На вершине острова, в круге из огромных валунов, стоял загон. В соленом воздухе гнили деревянные столбы, а между ними была намотана примитивная ограда из ржавой колючей проволоки. Внутри загона росли пучки жесткой травы, на которой стояли три овцы. И Анжела.

Она забралась в эту тюрьму, гладила одну из заключенных и ворковала ласковые слова в ее тупую морду.

– Овцы, – торжествующе сообщила Анжела.

Джонатан оказался там быстрее меня и тут же огрызнулся:

– Ну и что?

– А разве не странно? – сказал Рэй. – Три овцы посреди крошечного острова.

– По мне, они неважно выглядят, – произнесла Анжела.

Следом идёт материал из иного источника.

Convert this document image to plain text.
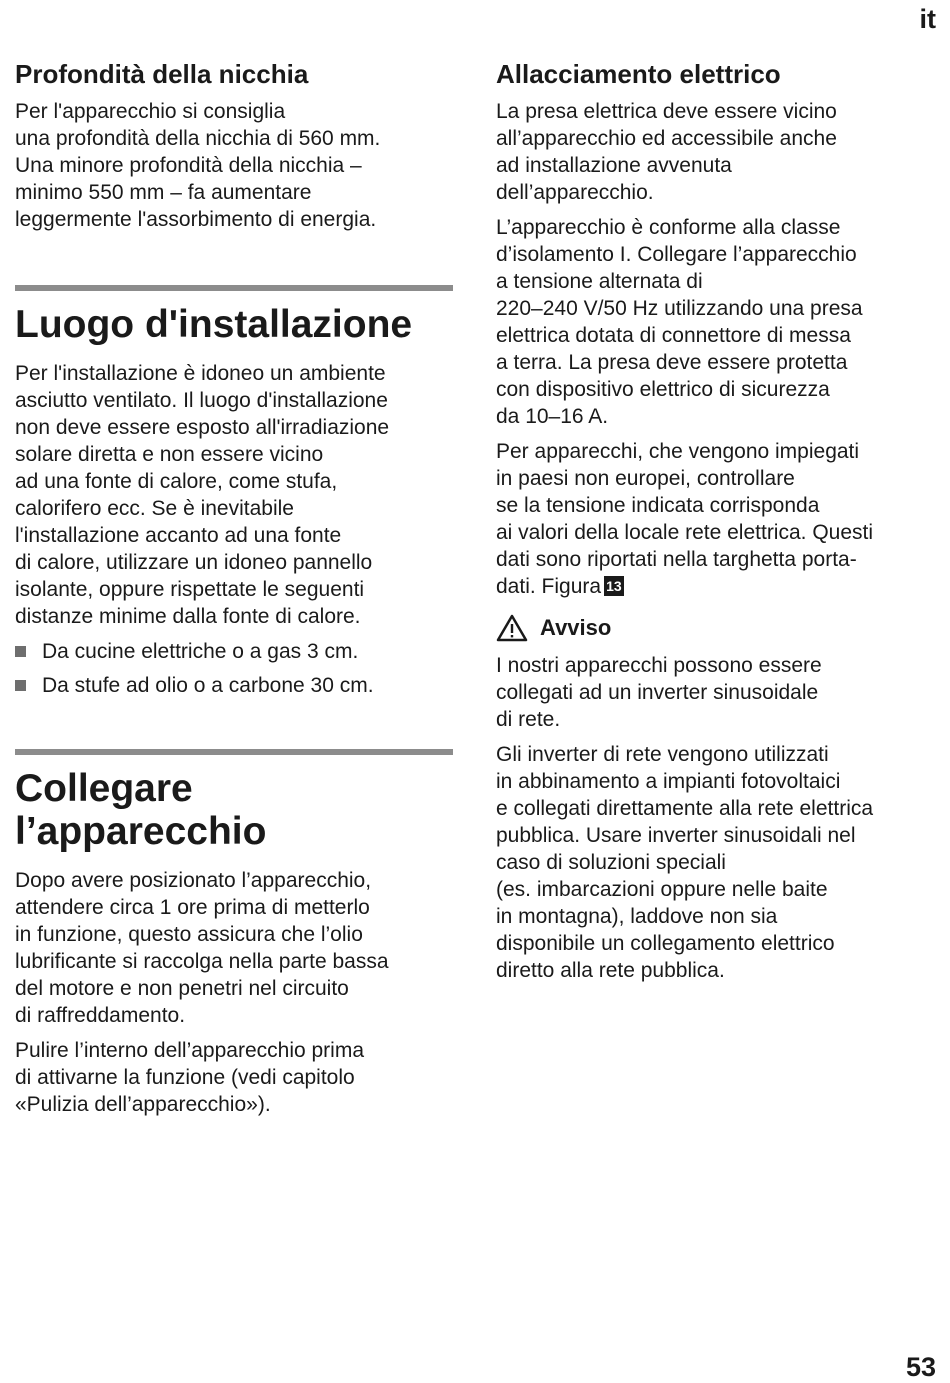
it
Profondità della nicchia

Per l'apparecchio si consiglia
una profondità della nicchia di 560 mm.
Una minore profondità della nicchia –
minimo 550 mm – fa aumentare
leggermente l'assorbimento di energia.

Luogo d'installazione

Per l'installazione è idoneo un ambiente
asciutto ventilato. Il luogo d'installazione
non deve essere esposto all'irradiazione
solare diretta e non essere vicino
ad una fonte di calore, come stufa,
calorifero ecc. Se è inevitabile
l'installazione accanto ad una fonte
di calore, utilizzare un idoneo pannello
isolante, oppure rispettate le seguenti
distanze minime dalla fonte di calore.

Da cucine elettriche o a gas 3 cm.
Da stufe ad olio o a carbone 30 cm.
Collegare
l’apparecchio

Dopo avere posizionato l’apparecchio,
attendere circa 1 ore prima di metterlo
in funzione, questo assicura che l’olio
lubrificante si raccolga nella parte bassa
del motore e non penetri nel circuito
di raffreddamento.

Pulire l’interno dell’apparecchio prima
di attivarne la funzione (vedi capitolo
«Pulizia dell’apparecchio»).

Allacciamento elettrico

La presa elettrica deve essere vicino
all’apparecchio ed accessibile anche
ad installazione avvenuta
dell’apparecchio.

L’apparecchio è conforme alla classe
d’isolamento I. Collegare l’apparecchio
a tensione alternata di
220–240 V/50 Hz utilizzando una presa
elettrica dotata di connettore di messa
a terra. La presa deve essere protetta
con dispositivo elettrico di sicurezza
da 10–16 A.

Per apparecchi, che vengono impiegati
in paesi non europei, controllare
se la tensione indicata corrisponda
ai valori della locale rete elettrica. Questi
dati sono riportati nella targhetta porta-
dati. Figura 13

Avviso

I nostri apparecchi possono essere
collegati ad un inverter sinusoidale
di rete.

Gli inverter di rete vengono utilizzati
in abbinamento a impianti fotovoltaici
e collegati direttamente alla rete elettrica
pubblica. Usare inverter sinusoidali nel
caso di soluzioni speciali
(es. imbarcazioni oppure nelle baite
in montagna), laddove non sia
disponibile un collegamento elettrico
diretto alla rete pubblica.

53
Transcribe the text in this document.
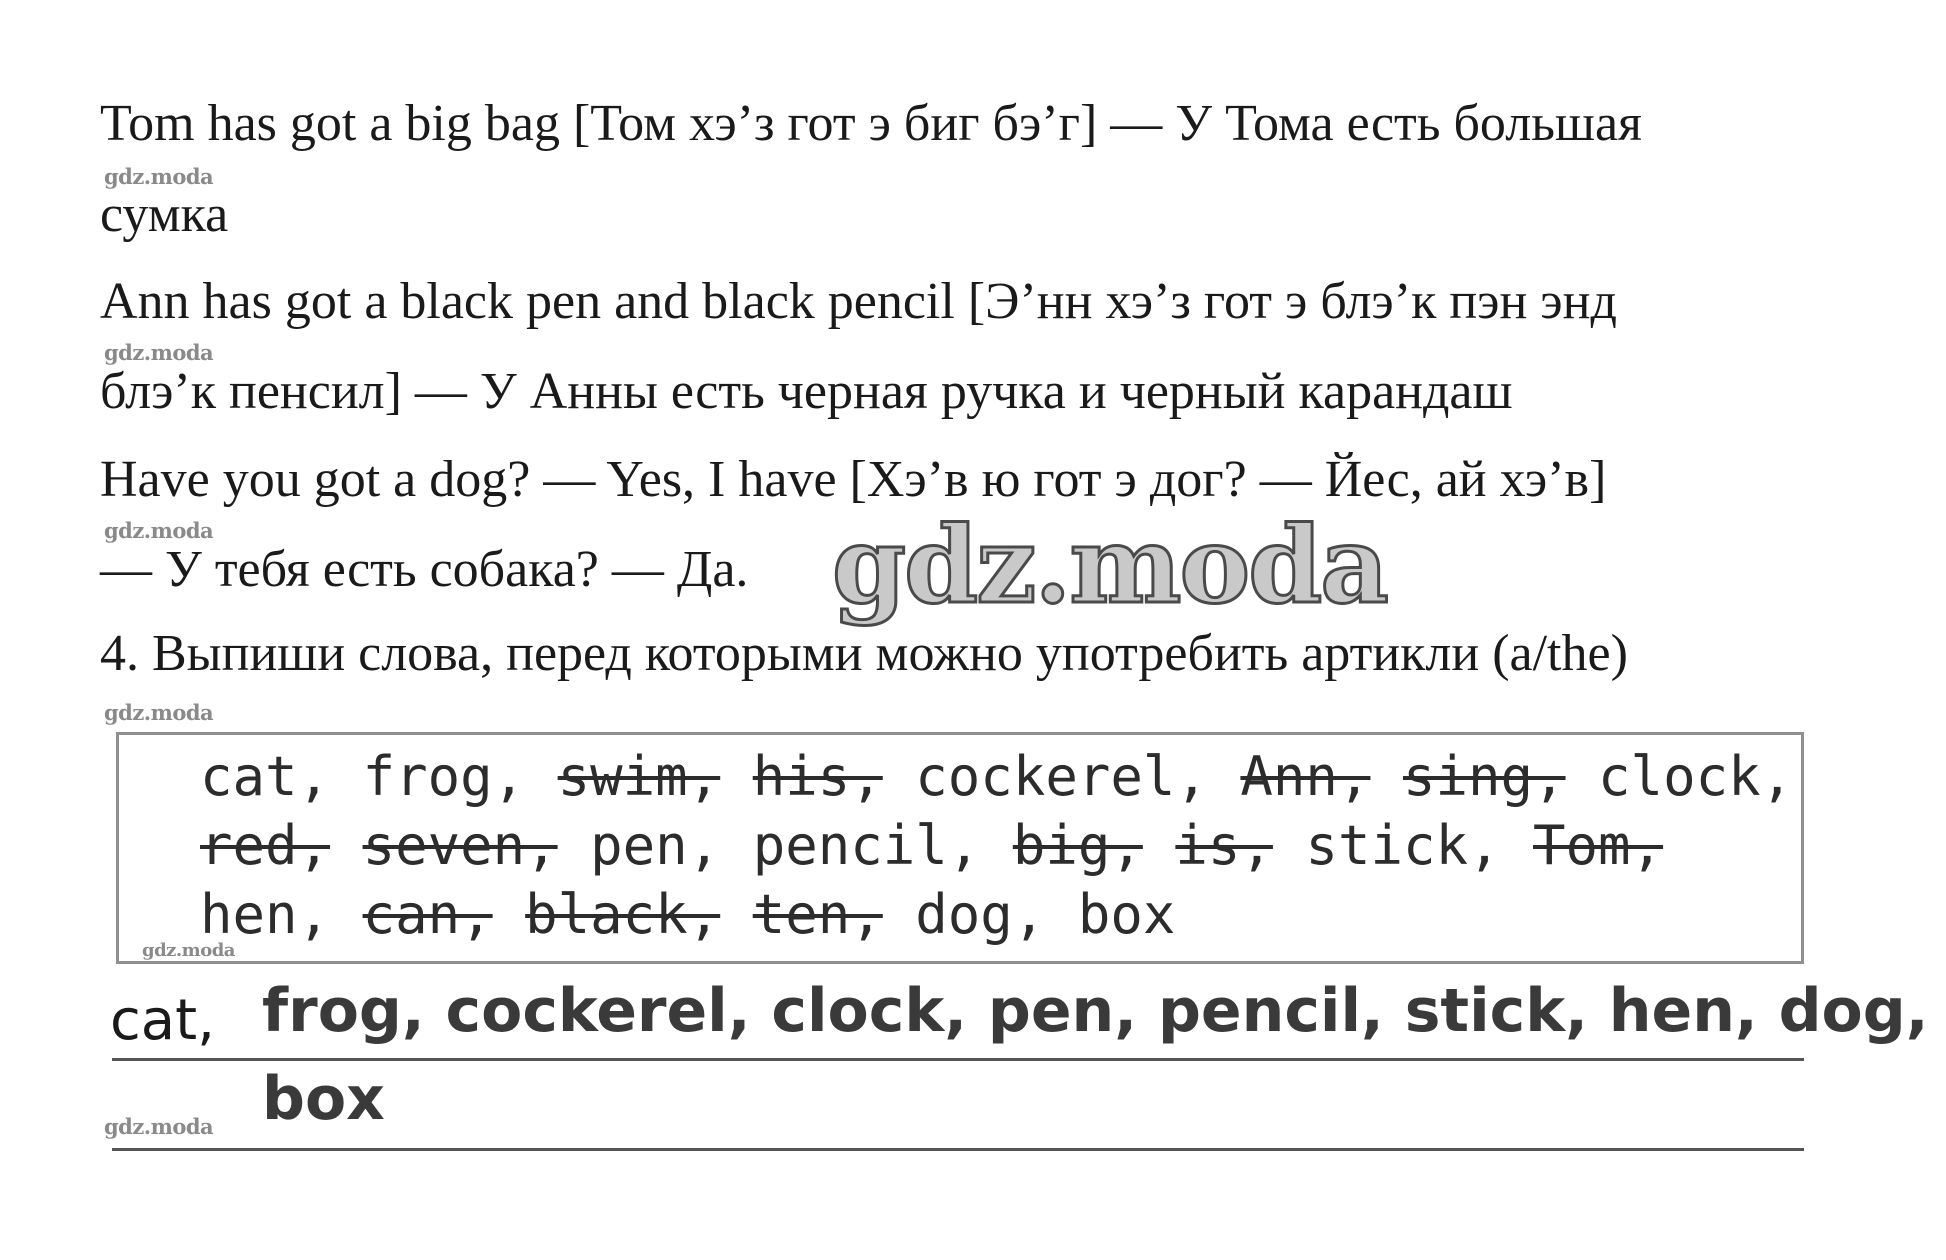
Tom has got a big bag [Том хэ’з гот э биг бэ’г] — У Тома есть большая
gdz.moda
сумка
Ann has got a black pen and black pencil [Э’нн хэ’з гот э блэ’к пэн энд
gdz.moda
блэ’к пенсил] — У Анны есть черная ручка и черный карандаш
Have you got a dog? — Yes, I have [Хэ’в ю гот э дог? — Йес, ай хэ’в]
gdz.moda
— У тебя есть собака? — Да. gdz.moda
4. Выпиши слова, перед которыми можно употребить артикли (a/the)
gdz.moda
cat, frog, swim, his, cockerel, Ann, sing, clock,
red, seven, pen, pencil, big, is, stick, Tom,
hen, can, black, ten, dog, box
gdz.moda
cat, frog, cockerel, clock, pen, pencil, stick, hen, dog,
box
gdz.moda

Она оказалась права. Без защиты от погодных условий животным было худо – глаза их покрывал липкий гной, а шерсть клоками свисала с тел, обнажая тяжело вздымающиеся бока. Одна из овец – то ли от болезни, то ли от истощения – рухнула на колючую проволоку и, казалось, не могла подняться.

– Это жестоко, – сказала Анжела.

Я была вынуждена с ней согласиться. Запереть эти создания с несколькими травинками и помятым жестяным баком застоявшейся воды было настоящим садизмом.

– Вот ведь странно, да? – спросил Рэй.

– Я порезался, – Джонатан присел на один из плоских валунов и разглядывал правую ступню.

– Наверное, о стекло на пляже, – произнесла я, обменявшись рассеянным взглядом с одной из овец.

– Они такие невозмутимые, – сказал Рэй. – Простачки от природы.

Странно, что животные не выглядели такими уж несчастными, они смотрели на нас скорее философски и словно говорили: «Я всего лишь овца и не жду, что ты будешь любить меня, заботиться обо мне, беречь меня, кроме как ради того, чтобы однажды насытить свой желудок». Ни вам сердитого блеяния, ни злого удара копытом.

Лишь три серые овцы, ожидающие смерти.

Рэй уже потерял к ним интерес. Он брел по пляжу, пиная перед собой банку. Та дребезжала и подпрыгивала, напоминая мне о камнях.

– Мы должны их отпустить, – заявила Анжела.

Я пропустила ее слова мимо ушей. К чему свобода в таком месте?

– Ты не думаешь, что нам стоит так поступить?

– Нет.

– Они умрут.

– Их не без причины посадили сюда.

– Но они умрут.

– Если мы их выпустим, они тоже умрут. На берегу нет еды.

– Мы их накормим.

– Французскими тостами и джином? – поинтересовался Джонатан, вынимая из пятки осколок стекла.

– Мы не можем просто оставить их.

– Это не наше дело, – ответила я.

Все это становилось скучным. Три овцы. Кого волнует, живы они или… Час назад я думала так о себе. У нас с овцами оказалось что-то общее.

Заболела голова.

– Они умрут, – в третий раз заныла Анжела.

– Ты тупая сука, – без злобы, спокойно, словно констатируя очевидный факт, сказал ей Джонатан.

Я не смогла сдержать улыбку.

– Что? – она выглядела так, будто ее укусили.

– Глупая сука, – повторил он. – С-У-К-А.

Вспыхнув от гнева и смущения, Анжела повернулась к нему и сказала, скриви губы:

– А из-за тебя мы здесь застряли.

Неизбежное обвинение. Слезы в ее глазах. Его язвительные слова.

– Я сделал это нарочно, – сказал Джонатан, сплевывая на пальцы и втирая слюну в порез. – Хотел проверить – сумеем ли мы оставить тебя здесь.

– Ты пьян.

– А ты дура. Но я-то утром протрезвею.

Старые обиды не заживают.

Пытаясь сдержать слезы, Анжела рванула по пляжу за Рэем и скрылась из виду. Я даже посочувствовала ей. Когда доходило до словесных перепалок, она становилась легкой добычей.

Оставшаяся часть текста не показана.